Now: for some super obscure reason I cannot understand, if you edit the batch file and save it while the batch is running, the damn thing wipes the ENTIRE disk clean.
Does anyone more knowledgeable have any idea why the heck does happens?


----------



## blobster21 (Aug 23, 2016)

First time i hear someone editing a running batch file, but since it's possible, why not 

What are the modifications you brought to this script when the recursive erase spread to the entire disk ?


----------



## Octopuss (Aug 23, 2016)

That's the most bizarre thing - I didn't touch the deletion commands at all.


----------



## blobster21 (Aug 23, 2016)

did you see this answer taken from stackoverflow ? :



> The command interpreter remembers the line position it's at in the batch file. As long as you modify the batch file after the current executing line position you'll be fine.
> 
> If you modify it before then it will start doing strange things (repeating commands etc..)


----------



## blobster21 (Aug 23, 2016)

and also



> Actually, what it will do is the parser pointer will stay at the same index in the file, so adding/removing text before the index will shift what's under the instruction pointer. Weird things happen, indeed



that must be the culprit  (that calls for troubles)


----------



## Octopuss (Aug 23, 2016)

I still don't really understand why the damn thing decided to wipe the entire disk rather than, I don't know, re-wiping the folder in question again.
But it was a costy lesson - I lost 3 years worth of registry tweaks I used to apply to Windows images during installation, because for some weird reason the files were wiped so clean I couldn't even find them with recovery tool. Plus I had no backups of anything despite having 4TB space in the NAS.... (yes I am a retard)


----------



## W1zzard (Aug 23, 2016)

Slightly OT but won't rd /s /q do what you want?


----------



## blobster21 (Aug 23, 2016)

somehow the script instructions became unclear after you modified it on the fly, and the former command "mutated" into something more destructive.

As to why your recovery tool couldn't revive the deleted files, i think this recursive deletion gone crazy acted like a cut & paste, where all former files cease to exist on the source drive / partition.

You learned the hard way, sorry for this loss, it happened to all of us at some point


----------



## Octopuss (Aug 23, 2016)

W1zzard said:


> Slightly OT but won't rd /s /q do what you want?


I'll give it a shot once I backup (cough) all my stuff 
I wrote that part ages ago and never got back to it since.... it's most likely not ideal solution.



blobster21 said:


> As to why your recovery tool couldn't revive the deleted files, i think this recursive deletion gone crazy acted like a cut & paste, where all former files cease to exist on the source drive / partition.

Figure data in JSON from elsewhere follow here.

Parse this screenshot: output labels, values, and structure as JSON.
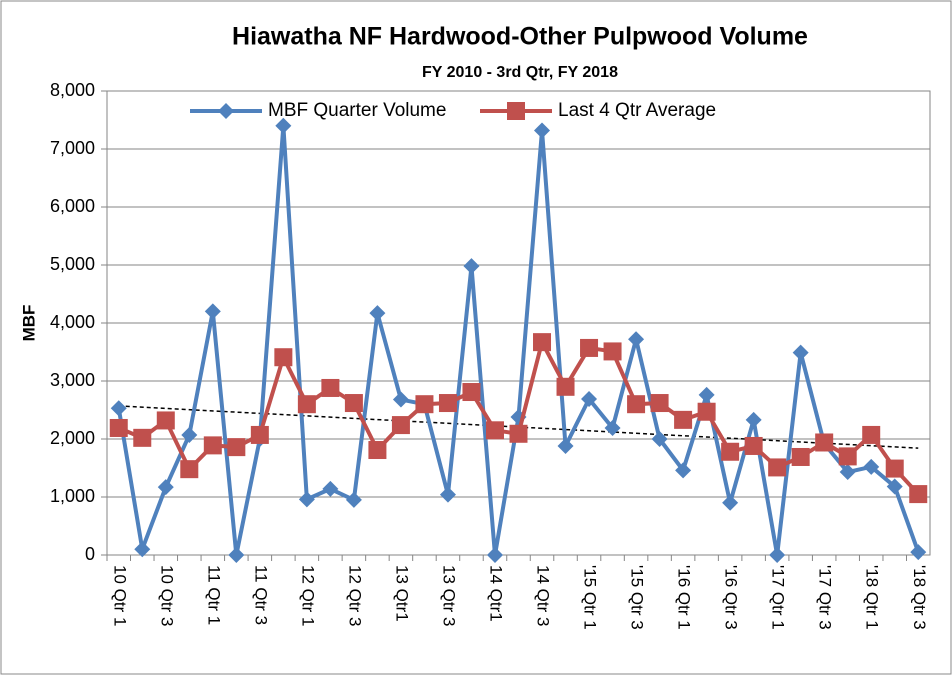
{
  "chart_data": {
    "type": "line",
    "title": "Hiawatha NF Hardwood-Other Pulpwood Volume",
    "subtitle": "FY 2010 - 3rd Qtr,  FY 2018",
    "y_label": "MBF",
    "categories": [
      "10 Qtr 1",
      null,
      "10 Qtr 3",
      null,
      "11 Qtr 1",
      null,
      "11 Qtr 3",
      null,
      "12 Qtr 1",
      null,
      "12 Qtr 3",
      null,
      "13 Qtr1",
      null,
      "13 Qtr 3",
      null,
      "14 Qtr1",
      null,
      "14 Qtr 3",
      null,
      "'15 Qtr 1",
      null,
      "'15 Qtr 3",
      null,
      "'16 Qtr 1",
      null,
      "'16 Qtr 3",
      null,
      "'17 Qtr 1",
      null,
      "'17 Qtr 3",
      null,
      "'18 Qtr 1",
      null,
      "'18 Qtr 3"
    ],
    "series": [
      {
        "name": "MBF Quarter Volume",
        "color": "#4f81bd",
        "marker": "diamond",
        "values": [
          2530,
          100,
          1170,
          2070,
          4200,
          0,
          2000,
          7400,
          960,
          1140,
          950,
          4170,
          2680,
          2600,
          1040,
          4980,
          0,
          2380,
          7320,
          1880,
          2690,
          2190,
          3720,
          2000,
          1460,
          2760,
          900,
          2330,
          0,
          3490,
          1920,
          1430,
          1520,
          1180,
          50
        ]
      },
      {
        "name": "Last 4 Qtr Average",
        "color": "#c0504d",
        "marker": "square",
        "values": [
          2190,
          2020,
          2320,
          1480,
          1890,
          1860,
          2070,
          3410,
          2600,
          2880,
          2620,
          1810,
          2240,
          2600,
          2620,
          2810,
          2150,
          2090,
          3670,
          2900,
          3570,
          3510,
          2600,
          2620,
          2330,
          2470,
          1780,
          1880,
          1510,
          1690,
          1940,
          1700,
          2070,
          1490,
          1050
        ]
      }
    ],
    "trendline": true,
    "ylim": [
      0,
      8000
    ],
    "yticks": [
      0,
      {
        "value": 1000,
        "label": "1,000"
      },
      {
        "value": 2000,
        "label": "2,000"
      },
      {
        "value": 3000,
        "label": "3,000"
      },
      {
        "value": 4000,
        "label": "4,000"
      },
      {
        "value": 5000,
        "label": "5,000"
      },
      {
        "value": 6000,
        "label": "6,000"
      },
      {
        "value": 7000,
        "label": "7,000"
      },
      {
        "value": 8000,
        "label": "8,000"
      }
    ],
    "grid": true,
    "legend": "top"
  }
}
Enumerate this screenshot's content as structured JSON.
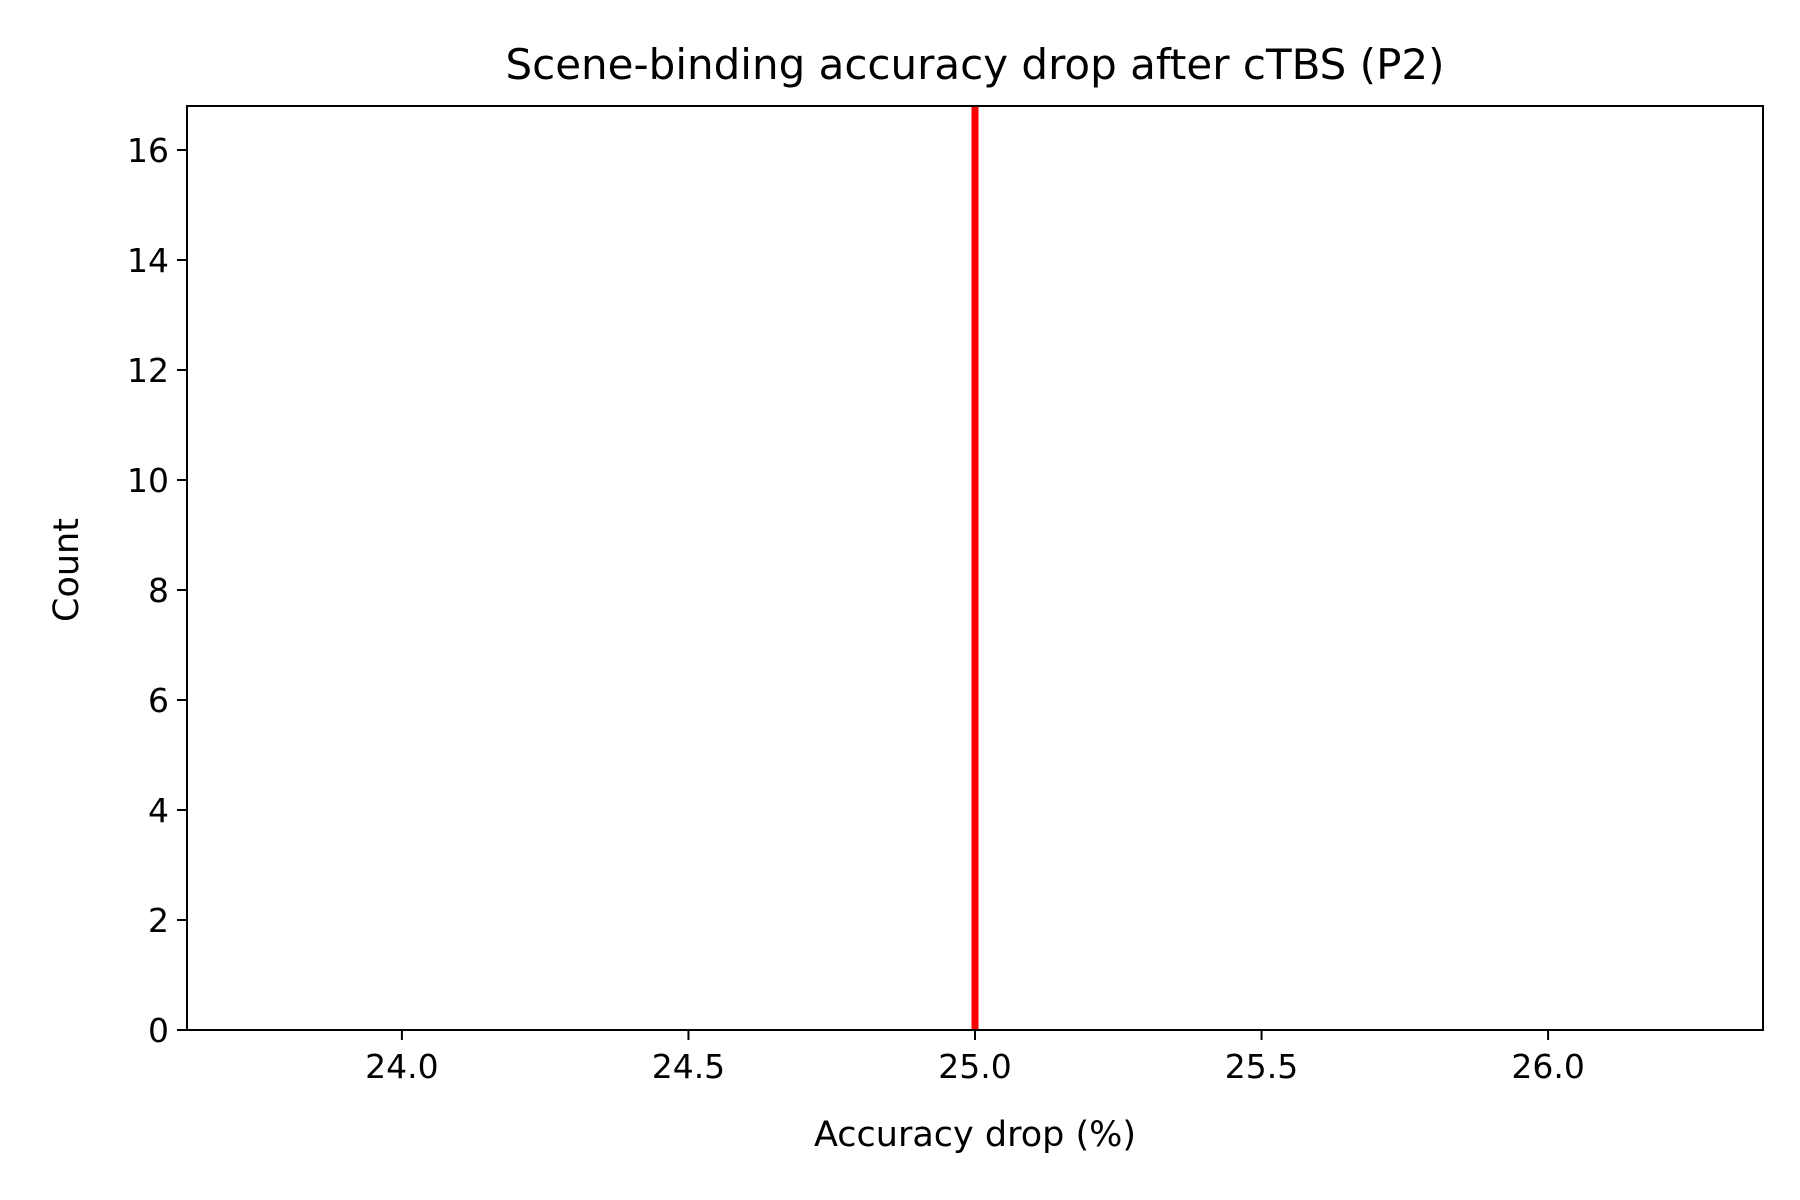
{
  "chart_data": {
    "type": "histogram",
    "title": "Scene-binding accuracy drop after cTBS (P2)",
    "xlabel": "Accuracy drop (%)",
    "ylabel": "Count",
    "xlim": [
      23.625,
      26.375
    ],
    "ylim": [
      0,
      16.8
    ],
    "xticks": [
      {
        "value": 24.0,
        "label": "24.0"
      },
      {
        "value": 24.5,
        "label": "24.5"
      },
      {
        "value": 25.0,
        "label": "25.0"
      },
      {
        "value": 25.5,
        "label": "25.5"
      },
      {
        "value": 26.0,
        "label": "26.0"
      }
    ],
    "yticks": [
      {
        "value": 0,
        "label": "0"
      },
      {
        "value": 2,
        "label": "2"
      },
      {
        "value": 4,
        "label": "4"
      },
      {
        "value": 6,
        "label": "6"
      },
      {
        "value": 8,
        "label": "8"
      },
      {
        "value": 10,
        "label": "10"
      },
      {
        "value": 12,
        "label": "12"
      },
      {
        "value": 14,
        "label": "14"
      },
      {
        "value": 16,
        "label": "16"
      }
    ],
    "vertical_line": {
      "x": 25.0,
      "color": "#ff0000"
    },
    "grid": false,
    "legend": "none"
  }
}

That's probably true, because 17GB worth of Skyrim mods became garbage data and got moved into Lightroom's catalogue folders... it's a damn voodoo I'm telling you.


I need to figure out a way to find out what the reg tweaks were. Best I can think of is exporting the entire registry of my father in law's recently installed notebook, and comparing them with default installation. 200MB worth of plain text... FML.


----------



## Boosnie (Jun 5, 2017)

May I ask why one would still install win7 in mid 2017?


----------



## Kursah (Jun 6, 2017)

Boosnie said:


> May I ask why one would still install win7 in mid 2017?



Last post was August 23, 2016. Unless you're going to offer something useful to the thread, please refrain from thread necro-ing. Thanks!


----------